原始的集団におけるEQ  

 最近の私の課題は、人間の進化から子どもの発達や育児を考えることです。生物の中で、人類が驚異的進化を遂げ、人間と呼ばれるまでのヒト族の中での生存競争にホモ・サピエンスが残り、他のヒト族が全滅したのち、ホモ・サピエンスが世界中に広がり、私たちの祖先になったまでの経緯から、その遺伝子をどう次世代につないでいくかを考えることに、現在の保育のあり方を考えるヒントがあるのではないかということに気がついたのです。そのために、その経緯と、その考え方をブログでずっと掲載してきたのです。

 ホモ・サピエンスが、さしたる能力がないにもかかわらず生存戦略に成功した一つの理由に「協力」するという遺伝子が重要な役割を果たしていたということは、以前のブログで何回かに分けて取り上げました。太古の昔、人類は50人から100人の群れでまとまって移動し、そのサバイバルは緊密な相互理解と協力にかかっていたのです。
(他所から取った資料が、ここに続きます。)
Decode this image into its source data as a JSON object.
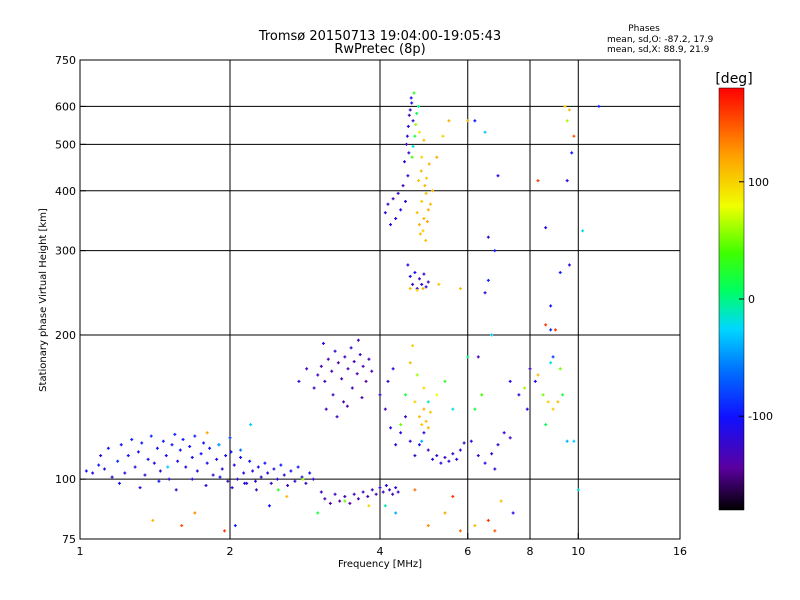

太古の人類が、原始的集団を形づくっていたころの原則に戻って考えれば、職場におけるEQと共鳴の重要性には気がつくはずです。したがって、職場においてEQが大切であるという考えは、決して新しいものではないとゴールマンは言っています。ただ、組織が成功するためにEQがいかに大切であるかが研究によって明らかになったのは、ほんの最近のことのようです。

 ゴールマンは、「ある意味では、太古の狩猟採集民の集団は、インドの会社であるヒンドスタン・リーバやペンシルベニア大学のチームとそれほど変わらない。共鳴のある集団ならば、互いの結びつきや同庁に意味を見いだせるものなのだ。優れた組織においては、人々は集団としてのビジョンを共存し、特別な相互作用を共有している。そして、互いに理解し理解されあう居心地の良さを感じ、仲間と共にあることに満足している。」と言っています。
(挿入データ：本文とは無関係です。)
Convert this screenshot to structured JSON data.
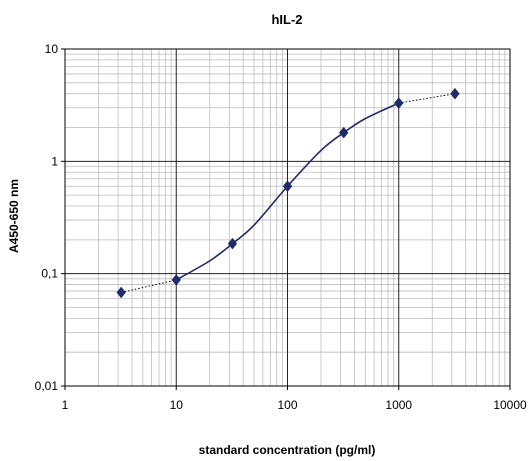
{
  "chart_data": {
    "type": "scatter",
    "title": "hIL-2",
    "xlabel": "standard concentration (pg/ml)",
    "ylabel": "A450-650 nm",
    "xscale": "log",
    "yscale": "log",
    "xlim": [
      1,
      10000
    ],
    "ylim": [
      0.01,
      10
    ],
    "x_ticks": [
      1,
      10,
      100,
      1000,
      10000
    ],
    "x_tick_labels": [
      "1",
      "10",
      "100",
      "1000",
      "10000"
    ],
    "y_ticks": [
      0.01,
      0.1,
      1,
      10
    ],
    "y_tick_labels": [
      "0,01",
      "0,1",
      "1",
      "10"
    ],
    "grid": true,
    "legend": "none",
    "series": [
      {
        "x": [
          3.2,
          10,
          32,
          100,
          320,
          1000,
          3200
        ],
        "y": [
          0.068,
          0.088,
          0.185,
          0.6,
          1.8,
          3.3,
          4.0
        ],
        "color": "#1f2a6b",
        "marker": "diamond"
      }
    ],
    "fit_curve": {
      "x": [
        3.2,
        10,
        20,
        32,
        50,
        100,
        200,
        320,
        500,
        1000,
        3200
      ],
      "y": [
        0.068,
        0.088,
        0.13,
        0.185,
        0.27,
        0.6,
        1.25,
        1.8,
        2.4,
        3.3,
        4.0
      ],
      "solid_range": [
        10,
        1000
      ],
      "color": "#1f2a6b"
    }
  }
}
 人類は、文明を作り、様々な産業を発展させ、便利な機械を発明してきました。しかし、それらに振り回されることなく、人類が太古の昔から受け継いできたものを見直し、私たちの遺伝子に受け継がれてきているものを次世代につないでいかなければならないのです。このような共鳴的な組織をつくり上げることが、リーダーの仕事なのです。人類は、緊密な相互理解と協力によって生存してきたとするならば、それは、集団としての組織のあり方を示していることになるのです。そして、そういう組織こそ、皆でいることに満足し、居心地がよく、それが、組織が持つ機能が最大限に生かされることになるのです。
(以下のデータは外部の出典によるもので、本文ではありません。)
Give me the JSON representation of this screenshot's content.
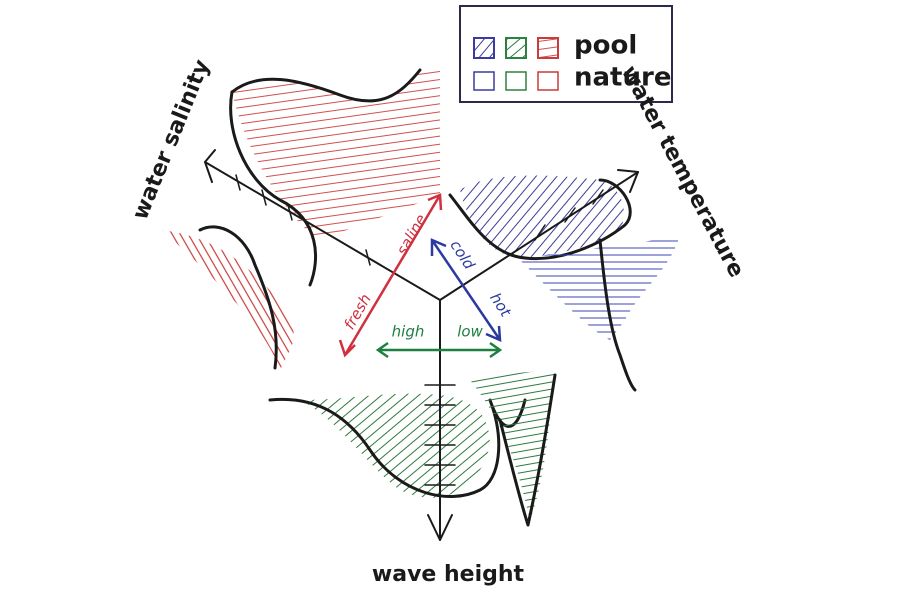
{
  "legend": {
    "items": [
      {
        "label": "pool"
      },
      {
        "label": "nature"
      }
    ]
  },
  "axes": [
    {
      "label": "water salinity",
      "low": "fresh",
      "high": "saline"
    },
    {
      "label": "water temperature",
      "low": "cold",
      "high": "hot"
    },
    {
      "label": "wave height",
      "low": "high",
      "high": "low"
    }
  ]
}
さらにゴールマンは、こう付け加えています。EQの高いリーダーは、自分たちや組織に関する真実を見つけるプロセスに人々を巻き込んでいきます。優れたリーダーは、現実に何が起こっているかを認識し、組織にとって有害な事実に人々が声をあげられるよう支援し、組織の長所を伸ばしていく努力を惜しまないのです。同時に、優れたリーダーは理想のもとに人々を結集させ、その過程で協調の新しい形を編み出し実践して見せます。優れたリーダーは、共鳴を生み出し、組織の人間関係や仕事の波に対処できるシステムの構築を通じて共鳴が維持させていくように工夫をします。

さらに、ゴールマンの研究によると、EQの高い良質で共鳴的な企業文化を構築していくうえで、三つの取り組み方のルールがあるということがわかったそうです。それは、「感情的現実を発見すること」「理想のビジョンを描くこと」「EQを維持すること」だと言います。